Усугубляли положение его происхождение и специальность. Как эмигрант из Советской России, он был почти полностью лишен возможности опереться на поддержку покинутой родины и даже былых соратников — отсюда, возможно, и острота реакции на трусливые маневры Шкловского. А как русист и славист, свою борьбу за переворот в науке Якобсон вынужден был вести на одном из самых ее рутинных участков. Особенно это касается Америки, где преподавание русского языка и литературы было в основном делом разного рода полупрофессиональных выходцев из России (вспомним многочисленные набоковские шаржи на эту тему).

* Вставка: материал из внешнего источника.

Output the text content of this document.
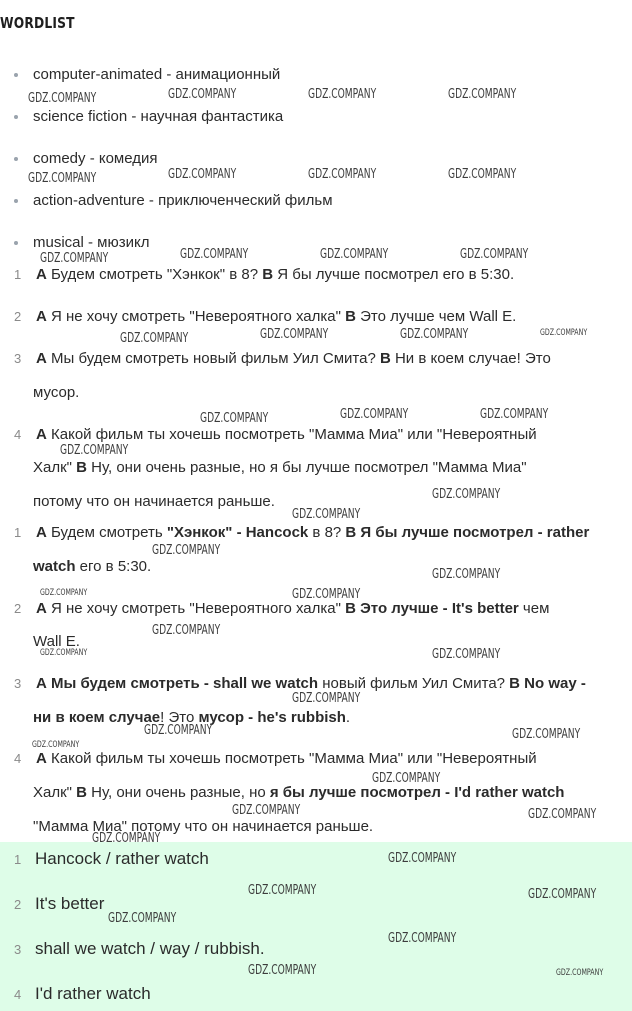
WORDLIST
computer-animated - анимационный
science fiction - научная фантастика
comedy - комедия
action-adventure - приключенческий фильм
musical - мюзикл
1 А Будем смотреть "Хэнкок" в 8? В Я бы лучше посмотрел его в 5:30.
2 А Я не хочу смотреть "Невероятного халка" В Это лучше чем Wall E.
3 А Мы будем смотреть новый фильм Уил Смита? В Ни в коем случае! Это
мусор.
4 А Какой фильм ты хочешь посмотреть "Мамма Миа" или "Невероятный
Халк" В Ну, они очень разные, но я бы лучше посмотрел "Мамма Миа"
потому что он начинается раньше.
1 А Будем смотреть "Хэнкок" - Hancock в 8? В Я бы лучше посмотрел - rather
watch его в 5:30.
2 А Я не хочу смотреть "Невероятного халка" В Это лучше - It's better чем
Wall E.
3 А Мы будем смотреть - shall we watch новый фильм Уил Смита? В No way -
ни в коем случае! Это мусор - he's rubbish.
4 А Какой фильм ты хочешь посмотреть "Мамма Миа" или "Невероятный
Халк" В Ну, они очень разные, но я бы лучше посмотрел - I'd rather watch
"Мамма Миа" потому что он начинается раньше.
1 Hancock / rather watch
2 It's better
3 shall we watch / way / rubbish.
4 I'd rather watch
GDZ.COMPANY	GDZ.COMPANY	GDZ.COMPANY	GDZ.COMPANY
GDZ.COMPANY	GDZ.COMPANY	GDZ.COMPANY	GDZ.COMPANY
GDZ.COMPANY	GDZ.COMPANY	GDZ.COMPANY	GDZ.COMPANY
GDZ.COMPANY	GDZ.COMPANY	GDZ.COMPANY	GDZ.COMPANY
GDZ.COMPANY	GDZ.COMPANY	GDZ.COMPANY
GDZ.COMPANY
GDZ.COMPANY
GDZ.COMPANY
GDZ.COMPANY
GDZ.COMPANY
GDZ.COMPANY	GDZ.COMPANY
GDZ.COMPANY
GDZ.COMPANY	GDZ.COMPANY
GDZ.COMPANY
GDZ.COMPANY	GDZ.COMPANY
GDZ.COMPANY
GDZ.COMPANY
GDZ.COMPANY	GDZ.COMPANY
GDZ.COMPANY
GDZ.COMPANY
GDZ.COMPANY	GDZ.COMPANY
GDZ.COMPANY
GDZ.COMPANY
GDZ.COMPANY	GDZ.COMPANY
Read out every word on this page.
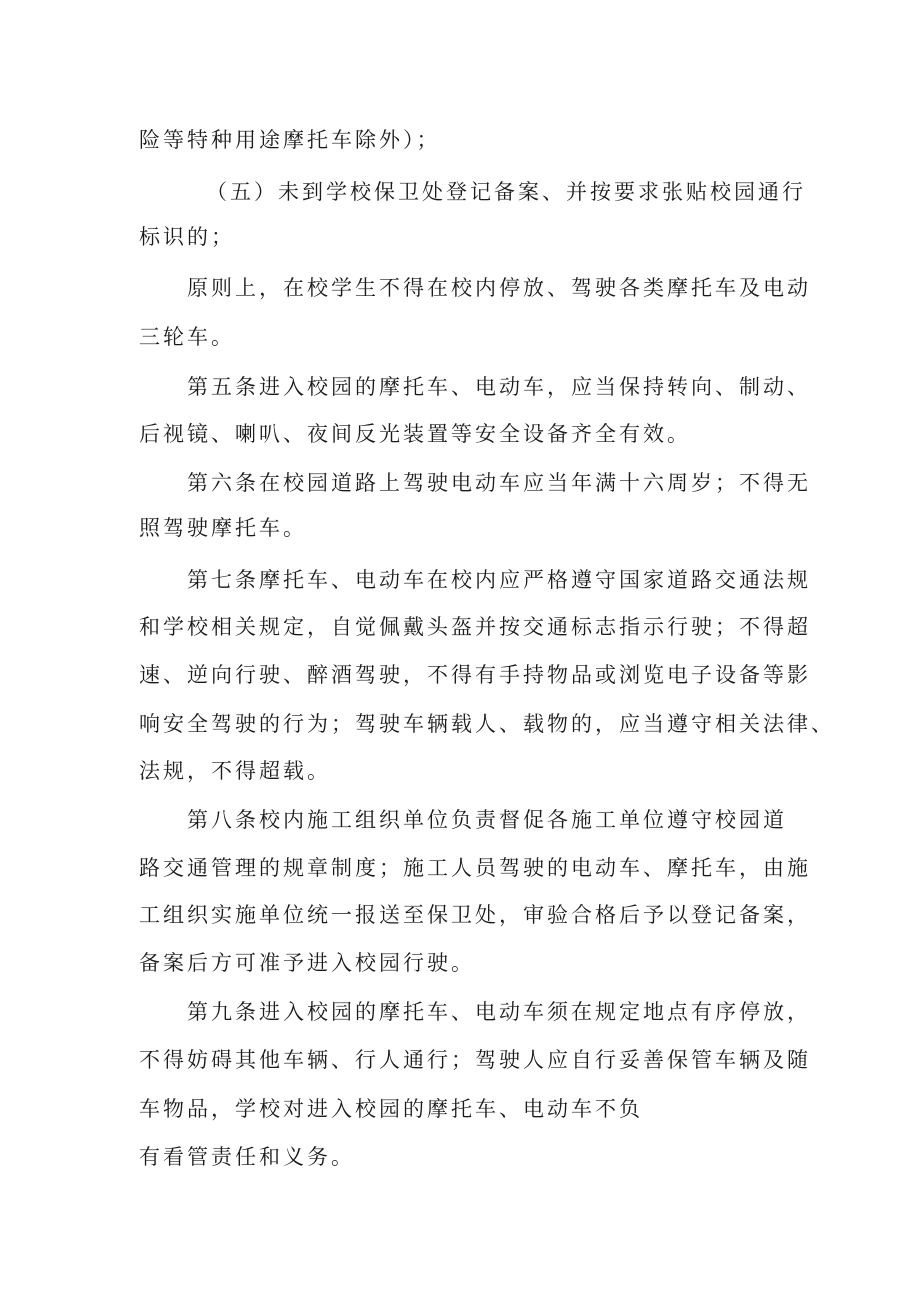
险等特种用途摩托车除外）；

（五）未到学校保卫处登记备案、并按要求张贴校园通行

标识的；

原则上，在校学生不得在校内停放、驾驶各类摩托车及电动

三轮车。

第五条进入校园的摩托车、电动车，应当保持转向、制动、

后视镜、喇叭、夜间反光装置等安全设备齐全有效。

第六条在校园道路上驾驶电动车应当年满十六周岁；不得无

照驾驶摩托车。

第七条摩托车、电动车在校内应严格遵守国家道路交通法规

和学校相关规定，自觉佩戴头盔并按交通标志指示行驶；不得超

速、逆向行驶、醉酒驾驶，不得有手持物品或浏览电子设备等影

响安全驾驶的行为；驾驶车辆载人、载物的，应当遵守相关法律、

法规，不得超载。

第八条校内施工组织单位负责督促各施工单位遵守校园道

路交通管理的规章制度；施工人员驾驶的电动车、摩托车，由施

工组织实施单位统一报送至保卫处，审验合格后予以登记备案，

备案后方可准予进入校园行驶。

第九条进入校园的摩托车、电动车须在规定地点有序停放，

不得妨碍其他车辆、行人通行；驾驶人应自行妥善保管车辆及随

车物品，学校对进入校园的摩托车、电动车不负

有看管责任和义务。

В результате, достигнутый, наконец, успех (в какой-то мере даже и на советском фронте) мог восприниматься им не только как заслуженный и завоеванный в упорной борьбе, но и как новаторский, дерзкий, ранний — «первый». Увенчанный лаврами мэтр (профессор Гарвардского университета, автор многотомного собрания сочинений, и прочая, и прочая) сочетался в Якобсоне с полным молодежного задора футуристом-революционером. Если угодно, в этом можно усмотреть еще одно проявление характерного для русской культуры отставания-ускорения, сделавшего, например, Пушкина классицистом, романтиком и реалистом в одном лице.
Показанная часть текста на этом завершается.